ANtibioticS and mobile resistance elements in WastEwater Reuse applicaitons: risks and innovative solutions
2017 - 2019
Marie Skłodowska-Curie action (MSCA) - Innovative training networks (ITN)
EU H2020 - MSCA-ITN grant no 675530
Brief information on the project
In response to the increasing problem of water shortage, treated urban wastewater is currently widely reused, considered to be a reliable alternative water source. Regions inhabited by more than 40% of the world's population already are in the situation where water demand exceeds supply. The ever-increasing shortage of water, the increasing needs for food due to the expanding world population, and for irrigation water, both in respect to good quality and quantity, render reuse a 'sine qua non' condition. Currently, sustainable and safe urban water cycles are of high priority on the policy agendas of many European countries and elsewhere.
The European Commission has started working towards the preparation of a European Directive on Wastewater Reuse, while the Environmental Monitoring Strategy Team of the European Committee on Standardisation (CEN/SABE) has published in 2014, a Strategic Position Paper on “Wastewater reuse and implications for future standardisation”.
The main objective is to develop well-trained and scientifically-creative Early-Stage Researchers (ESRs) through innovative PhD projects to unravel the highly complex factors driving antibiotics and antibiotic-resistant bacteria and antibiotic resistance genes (A&ARB&ARG) propagation in the framework of urban wastewater reuse, in order to assess the relevant environmental/public health risks, able to face current and future challenges and to convert knowledge and ideas into products and services for economic and social benefit.

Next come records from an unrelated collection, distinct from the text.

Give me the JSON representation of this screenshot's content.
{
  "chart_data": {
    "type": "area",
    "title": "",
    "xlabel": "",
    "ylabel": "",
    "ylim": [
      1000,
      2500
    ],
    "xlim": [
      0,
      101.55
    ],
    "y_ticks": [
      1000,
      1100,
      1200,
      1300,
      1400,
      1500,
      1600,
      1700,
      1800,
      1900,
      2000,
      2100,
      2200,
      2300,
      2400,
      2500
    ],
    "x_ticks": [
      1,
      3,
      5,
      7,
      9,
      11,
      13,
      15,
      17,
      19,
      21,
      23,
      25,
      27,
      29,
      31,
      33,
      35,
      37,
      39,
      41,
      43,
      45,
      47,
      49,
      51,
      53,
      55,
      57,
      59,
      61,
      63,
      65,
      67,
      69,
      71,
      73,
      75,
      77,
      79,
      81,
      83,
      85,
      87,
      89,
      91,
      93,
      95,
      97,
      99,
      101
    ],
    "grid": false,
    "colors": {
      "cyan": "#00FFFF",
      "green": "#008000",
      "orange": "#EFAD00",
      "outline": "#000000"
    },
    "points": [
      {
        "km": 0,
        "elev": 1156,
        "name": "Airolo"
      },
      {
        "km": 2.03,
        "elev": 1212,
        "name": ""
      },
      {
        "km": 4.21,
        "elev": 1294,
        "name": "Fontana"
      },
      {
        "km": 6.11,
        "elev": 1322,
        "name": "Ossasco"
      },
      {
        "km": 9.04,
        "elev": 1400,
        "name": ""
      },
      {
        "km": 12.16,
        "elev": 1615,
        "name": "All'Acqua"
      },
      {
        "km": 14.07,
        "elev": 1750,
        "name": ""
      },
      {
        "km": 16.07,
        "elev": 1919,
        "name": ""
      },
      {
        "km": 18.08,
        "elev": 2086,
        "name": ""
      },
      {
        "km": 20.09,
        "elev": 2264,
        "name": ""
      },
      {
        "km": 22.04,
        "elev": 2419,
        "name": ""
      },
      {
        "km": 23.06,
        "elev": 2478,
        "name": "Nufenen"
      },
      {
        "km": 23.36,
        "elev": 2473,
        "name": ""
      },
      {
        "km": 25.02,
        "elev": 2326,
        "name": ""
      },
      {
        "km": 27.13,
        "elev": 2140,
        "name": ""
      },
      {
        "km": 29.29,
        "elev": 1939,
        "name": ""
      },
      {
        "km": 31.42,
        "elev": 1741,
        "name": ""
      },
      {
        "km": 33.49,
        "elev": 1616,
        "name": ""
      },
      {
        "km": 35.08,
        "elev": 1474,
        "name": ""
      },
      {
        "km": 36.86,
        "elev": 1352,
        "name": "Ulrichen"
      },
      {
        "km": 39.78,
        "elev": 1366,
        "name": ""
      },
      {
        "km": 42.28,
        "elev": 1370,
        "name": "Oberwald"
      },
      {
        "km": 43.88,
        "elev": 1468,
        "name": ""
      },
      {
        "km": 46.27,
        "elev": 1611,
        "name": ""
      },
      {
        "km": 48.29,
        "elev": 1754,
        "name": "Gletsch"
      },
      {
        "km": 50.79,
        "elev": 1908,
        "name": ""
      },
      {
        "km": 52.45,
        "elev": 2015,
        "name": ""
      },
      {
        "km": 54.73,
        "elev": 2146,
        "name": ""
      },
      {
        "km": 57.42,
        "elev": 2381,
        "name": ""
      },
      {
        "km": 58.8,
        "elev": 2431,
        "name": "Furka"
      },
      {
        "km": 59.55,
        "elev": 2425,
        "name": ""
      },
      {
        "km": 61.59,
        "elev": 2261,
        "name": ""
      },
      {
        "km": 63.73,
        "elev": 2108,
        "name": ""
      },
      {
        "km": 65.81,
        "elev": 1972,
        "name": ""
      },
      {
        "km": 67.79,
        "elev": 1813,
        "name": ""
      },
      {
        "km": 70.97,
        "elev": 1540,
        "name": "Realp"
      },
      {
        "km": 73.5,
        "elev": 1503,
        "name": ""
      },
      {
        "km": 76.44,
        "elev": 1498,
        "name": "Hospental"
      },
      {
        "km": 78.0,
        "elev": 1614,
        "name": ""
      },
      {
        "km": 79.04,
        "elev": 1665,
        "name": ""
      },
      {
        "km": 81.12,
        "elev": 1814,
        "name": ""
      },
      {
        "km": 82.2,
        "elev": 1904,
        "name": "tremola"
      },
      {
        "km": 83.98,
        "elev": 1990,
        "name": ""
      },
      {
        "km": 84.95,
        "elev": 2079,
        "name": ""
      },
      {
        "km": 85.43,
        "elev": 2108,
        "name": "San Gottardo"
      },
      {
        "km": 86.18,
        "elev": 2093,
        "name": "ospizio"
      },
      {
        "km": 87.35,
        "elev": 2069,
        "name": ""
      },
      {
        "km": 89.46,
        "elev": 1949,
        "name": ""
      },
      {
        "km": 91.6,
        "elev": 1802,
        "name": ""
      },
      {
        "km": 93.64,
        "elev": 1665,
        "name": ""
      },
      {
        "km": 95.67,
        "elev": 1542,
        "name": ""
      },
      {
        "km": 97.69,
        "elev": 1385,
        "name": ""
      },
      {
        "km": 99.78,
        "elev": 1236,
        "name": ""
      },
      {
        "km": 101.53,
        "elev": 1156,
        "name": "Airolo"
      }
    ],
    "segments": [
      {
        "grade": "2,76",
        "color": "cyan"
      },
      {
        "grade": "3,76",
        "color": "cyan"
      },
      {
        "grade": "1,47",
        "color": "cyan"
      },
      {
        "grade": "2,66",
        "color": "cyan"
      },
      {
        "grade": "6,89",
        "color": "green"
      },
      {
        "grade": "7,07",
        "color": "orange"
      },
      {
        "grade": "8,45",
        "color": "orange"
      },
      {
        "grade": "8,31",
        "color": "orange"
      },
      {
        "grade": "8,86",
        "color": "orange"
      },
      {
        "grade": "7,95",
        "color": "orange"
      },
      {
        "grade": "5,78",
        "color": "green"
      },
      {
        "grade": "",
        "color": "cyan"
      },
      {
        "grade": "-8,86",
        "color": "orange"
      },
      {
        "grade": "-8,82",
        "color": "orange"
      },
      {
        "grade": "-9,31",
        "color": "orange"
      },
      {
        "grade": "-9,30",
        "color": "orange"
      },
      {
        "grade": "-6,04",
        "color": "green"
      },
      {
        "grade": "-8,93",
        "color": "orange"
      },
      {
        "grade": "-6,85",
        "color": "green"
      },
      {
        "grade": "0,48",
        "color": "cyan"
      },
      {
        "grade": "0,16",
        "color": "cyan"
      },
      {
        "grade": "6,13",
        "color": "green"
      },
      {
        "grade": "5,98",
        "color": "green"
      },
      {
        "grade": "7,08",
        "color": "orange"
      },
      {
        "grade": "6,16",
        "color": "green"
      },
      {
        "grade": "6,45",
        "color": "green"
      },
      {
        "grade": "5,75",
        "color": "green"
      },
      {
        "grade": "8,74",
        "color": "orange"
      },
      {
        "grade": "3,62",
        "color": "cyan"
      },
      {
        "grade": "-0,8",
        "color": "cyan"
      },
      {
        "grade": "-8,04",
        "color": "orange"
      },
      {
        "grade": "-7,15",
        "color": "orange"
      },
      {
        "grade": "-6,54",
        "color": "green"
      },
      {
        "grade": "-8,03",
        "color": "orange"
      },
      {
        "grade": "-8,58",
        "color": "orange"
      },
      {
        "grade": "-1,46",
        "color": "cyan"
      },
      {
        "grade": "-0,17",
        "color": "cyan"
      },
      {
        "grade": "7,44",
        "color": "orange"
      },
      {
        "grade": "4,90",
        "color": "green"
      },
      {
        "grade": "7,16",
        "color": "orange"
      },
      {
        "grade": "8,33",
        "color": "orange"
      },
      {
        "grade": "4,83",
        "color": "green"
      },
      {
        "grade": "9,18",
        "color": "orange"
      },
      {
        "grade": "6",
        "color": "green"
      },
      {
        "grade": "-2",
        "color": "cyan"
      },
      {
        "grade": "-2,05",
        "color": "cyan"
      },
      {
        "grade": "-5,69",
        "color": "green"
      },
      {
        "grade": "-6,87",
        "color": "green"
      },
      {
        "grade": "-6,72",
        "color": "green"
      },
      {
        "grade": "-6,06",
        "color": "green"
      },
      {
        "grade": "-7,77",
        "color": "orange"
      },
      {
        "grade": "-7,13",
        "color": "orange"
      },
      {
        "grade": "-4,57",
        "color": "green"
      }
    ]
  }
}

The Scientific Research Objectives are:
- To provide a solid approach for effect analysis concerning wastewater reuse in a European regulatory and monitoring context
- To develop novel multidisciplinary approaches/techniques to enhance the diagnostic, mitigation and prevention capacity of antibiotics and antibiotic-resistant bacteria and antibiotic resistance genes (A&ARB&ARG) propagation, with cost-efficiency and wide applicability;
- State-of-the-art of wastewater, soil and plant-associated microbiology, with emphasis on the innovative diagnosis of antibiotics and antibiotic-resistant bacteria and antibiotic resistance genes (A&ARB&ARG);
- Comprehensive understanding of horizontal gene transfer dynamics in environmental microbiome as correlated to different wastewater treatments and environmental conditions;
- Novel endpoints using advanced bioassays that can be applied to assess the effects that antibiotics and their transformation products (TPs) resulting from conventional/innovative treatment may induce in the environment;
- Assessment of transformation products (TPs) of antibiotics formed during the oxidative treatment of the wastewater for their capacity to select antibiotic resistance (AR) in the environment.